Gandalf if it's any consolation my dd has hurled some fairly harsh insults at me too and they are always calibrated to hit the mark (ie directed at something I am particularly sensitive about). For a while, like Staywithmemyblood I was very low about it indeed and really took them to heart. I contemplated ADs too and haven't entirely dismissed the idea of taking them, even now.
Not swearing so much (well a tiny bit) but she said I was a crap mum, a shit mum, that all her friends' mums were more attractive and earned more (!), and most often that she hated me and wished I were dead ... oh and the best one .. I wish you hadn't survived your operation.
After that, I learned not to take her insults at face value because I know for sure that she doesn't hate me or want me dead but she may have done in that split second ifyswim. And she is allowed to dislike me intensely atm. After all, even the way I breathe is wrong! 
Sometimes I just think they feel to need to vent their general anger and frustration at life. Or they can't handle the way they think of themselves or their anxiety and so they hand it all over to us to "keep" for a bit. It's pretty wearing and demoralising but it serves a purpose sometimes I think and yes, Staywithmemyblood has the right idea with directing the anger elsewhere.
I also agree with Staywithmemyblood so much about the verbal attacks becoming a power struggle. That is what happened with dd and me and I should have learned to back out (not down!) much sooner. I honestly think she did it sometimes just because she was bored or wanted to provoke "something". Now, as soon as she starts, I walk out of the room. No hesitation or discussion.

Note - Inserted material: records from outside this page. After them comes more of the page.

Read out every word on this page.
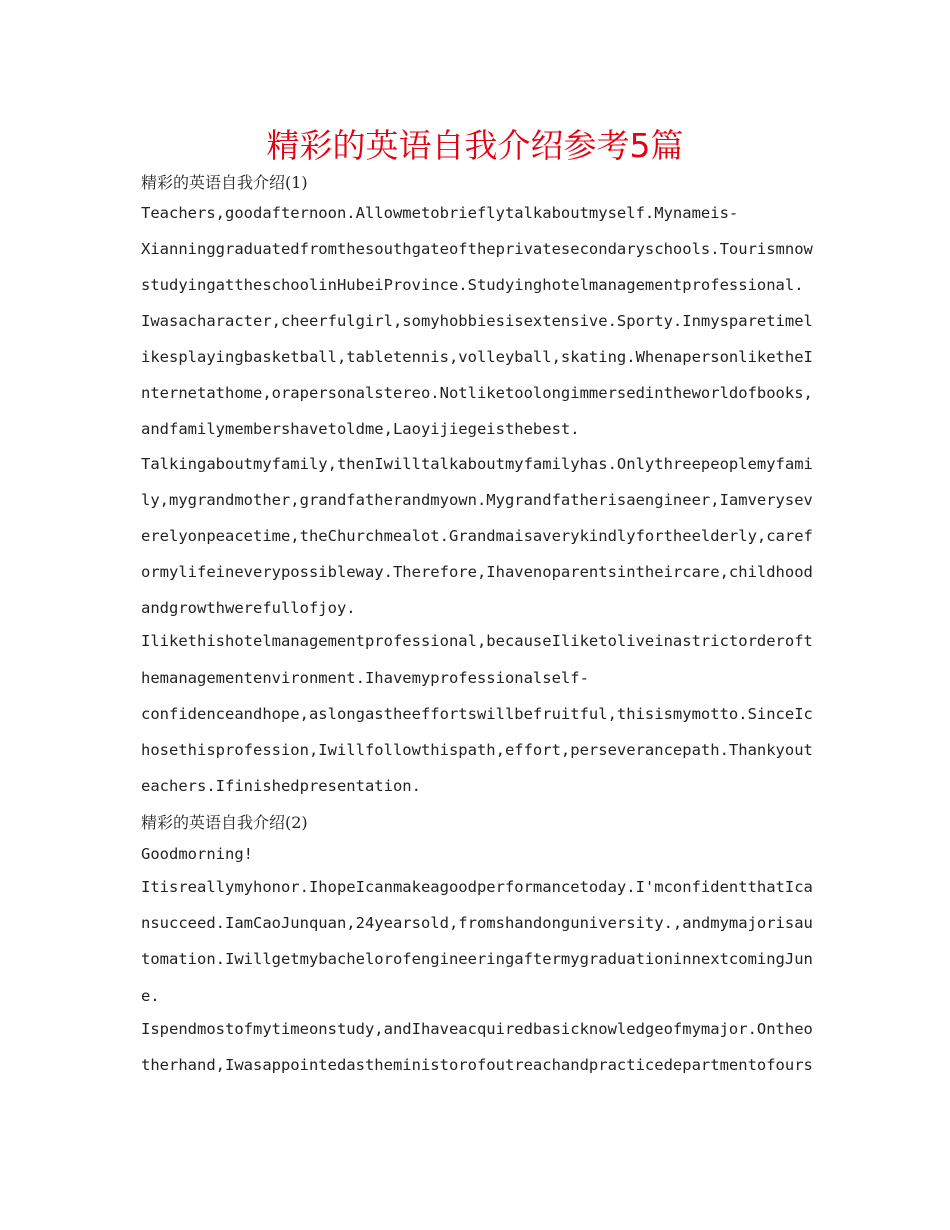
精彩的英语自我介绍参考5篇
精彩的英语自我介绍(1)
Teachers,goodafternoon.Allowmetobrieflytalkaboutmyself.Mynameis-
Xianninggraduatedfromthesouthgateoftheprivatesecondaryschools.Tourismnow
studyingattheschoolinHubeiProvince.Studyinghotelmanagementprofessional.
Iwasacharacter,cheerfulgirl,somyhobbiesisextensive.Sporty.Inmysparetimel
ikesplayingbasketball,tabletennis,volleyball,skating.WhenapersonliketheI
nternetathome,orapersonalstereo.Notliketoolongimmersedintheworldofbooks,
andfamilymembershavetoldme,Laoyijiegeisthebest.
Talkingaboutmyfamily,thenIwilltalkaboutmyfamilyhas.Onlythreepeoplemyfami
ly,mygrandmother,grandfatherandmyown.Mygrandfatherisaengineer,Iamverysev
erelyonpeacetime,theChurchmealot.Grandmaisaverykindlyfortheelderly,caref
ormylifeineverypossibleway.Therefore,Ihavenoparentsintheircare,childhood
andgrowthwerefullofjoy.
Ilikethishotelmanagementprofessional,becauseIliketoliveinastrictorderoft
hemanagementenvironment.Ihavemyprofessionalself-
confidenceandhope,aslongastheeffortswillbefruitful,thisismymotto.SinceIc
hosethisprofession,Iwillfollowthispath,effort,perseverancepath.Thankyout
eachers.Ifinishedpresentation.
精彩的英语自我介绍(2)
Goodmorning!
Itisreallymyhonor.IhopeIcanmakeagoodperformancetoday.I'mconfidentthatIca
nsucceed.IamCaoJunquan,24yearsold,fromshandonguniversity.,andmymajorisau
tomation.IwillgetmybachelorofengineeringaftermygraduationinnextcomingJun
e.
Ispendmostofmytimeonstudy,andIhaveacquiredbasicknowledgeofmymajor.Ontheo
therhand,Iwasappointedastheministorofoutreachandpracticedepartmentofours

She knows that she can address whatever is bothering her later with me or dh when she can express it with civility.
We do the family meeting thing too which is more or less successful (the actions emanating from the meeting are more challenging to follow through).
And I must work on the "I feel that ...x and y" technique.
Sometimes I think extreme anger is a sign of frustration that they need more responsibility than they are currently getting or allowed to handle. So (in normal non-Covid times) I would suggest giving them a task that is slightly above their current ability and experience to manage and step back, and let them get on with it. This usually results in a more humble (in a good way) and respectful teen.
I wouldn't have dared to speak to my parents in the way dd speaks to me because I was too afraid of them. So perhaps they feel able to insult us - because they are emotionally closer to us - even though the behaviour is far from ideal of course and not to be encouraged. Also because they feel they have more agency within the family which is a good thing.
And just to reassure you, I can very much remember a situation where we had all had had a massive row with dd screaming at the top of her voice, and 45 mins later, following the arrival of guests, she was handing around canapes, joining in conversation, polite and engaged.
So comparisons are not necessarily helpful 
Good luck
Keep hanging on to the end of the rope. You are helping her so much by doing so, even though you are getting burns!
Complexneeds It isn't always easy NOT to have an objective-focused conversation when they have been non-communicative and moody for weeks and you have been storing up qs about the school trip payment, the time they need a lift to x or the amount of money they need for y. So don't be so hard on yourself!
Waves to Retrievers Staywithmemyblood and all PoTs!
Wishing you a calm and peaceful weekend everyone!